Bouwwethouder: geen grootschalige woningleegstand in Rotterdam
Het klopt niet dat er relatief veel dure huurwoningen leeg staan in Rotterdam. Dat stelde de Rotterdamse bouwwethouder Bas Kurvers in een gemeenteraadsdebat donderdag over de woningmarkt in de stad. „Er is geen grootschalige leegstand in het Rotterdamse.”
De PvdA, ChristenUnie (CU), DENK en GroenLinks wilden van de wethouder weten of het klopt dat er ondanks de krapte op de woningmarkt in Rotterdam 8,5 procent van de huurwoningen met een huur vanaf 1250 euro per maand leeg staat, zoals het AD eind januari schreef.

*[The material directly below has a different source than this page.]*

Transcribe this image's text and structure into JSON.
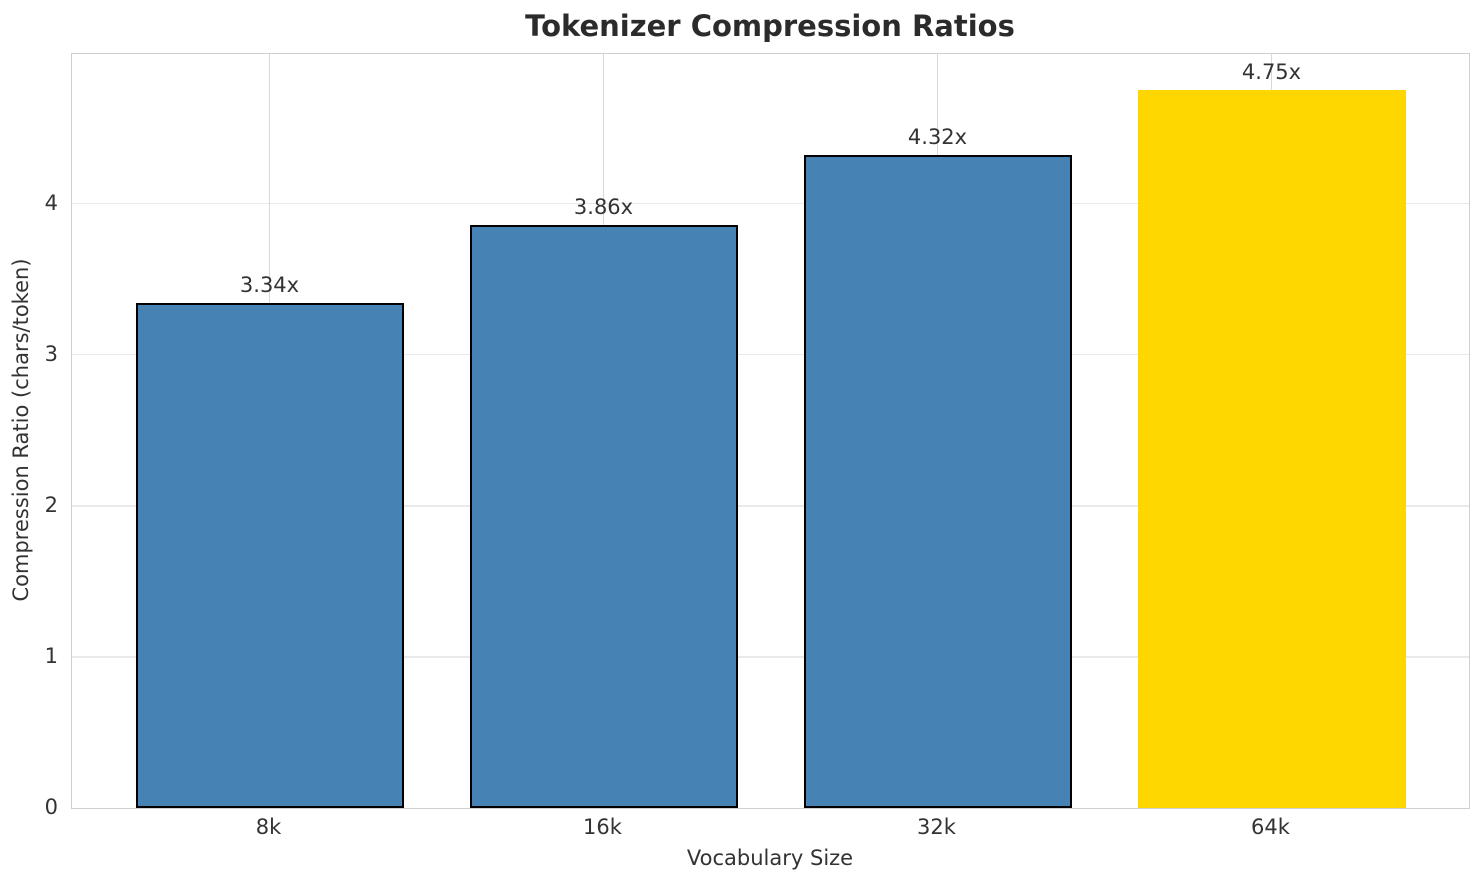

Die cijfers kloppen niet, aldus de wethouder, die zei gebeld te hebben met het onderzoeksbureau verantwoordelijk voor die cijfers. Het bureau onderzocht wat de woningmarkt in alle segmenten in heel Nederland doet, maar deed daarbij volgens de wethouder geen representatieve steekproef voor Rotterdam. „De basis van die steekproef was tien Rotterdamse woningen. Het bureau gaf achteraf ook aan dat ze dat statement ook niet op die manier hebben kunnen maken.”
Wat de leegstand in de stad dan wel is, is moeilijk te bepalen, aldus Kurvers. In de praktijk kan niet altijd getoetst worden of mensen ook daadwerkelijk in een woning wonen. Dat komt doordat er geen zicht is op de vrije maar versnipperde sector en doordat mensen die korter dan zes maanden in Rotterdam wonen zich niet in hoeven schrijven. „De leegstandscijfers hebben we niet accuraat, maar uit een belronde met woningcorporaties blijkt dat nieuwbouwprojecten goed worden verkocht en verhuurd.” Wel kon de wethouder de administratieve leegstand benoemen, die gemeten wordt op basis van een peildatum. „Voor het hoge segment is dat 5,5 procent en voor woningen in het sociale segment 13,3 procent.”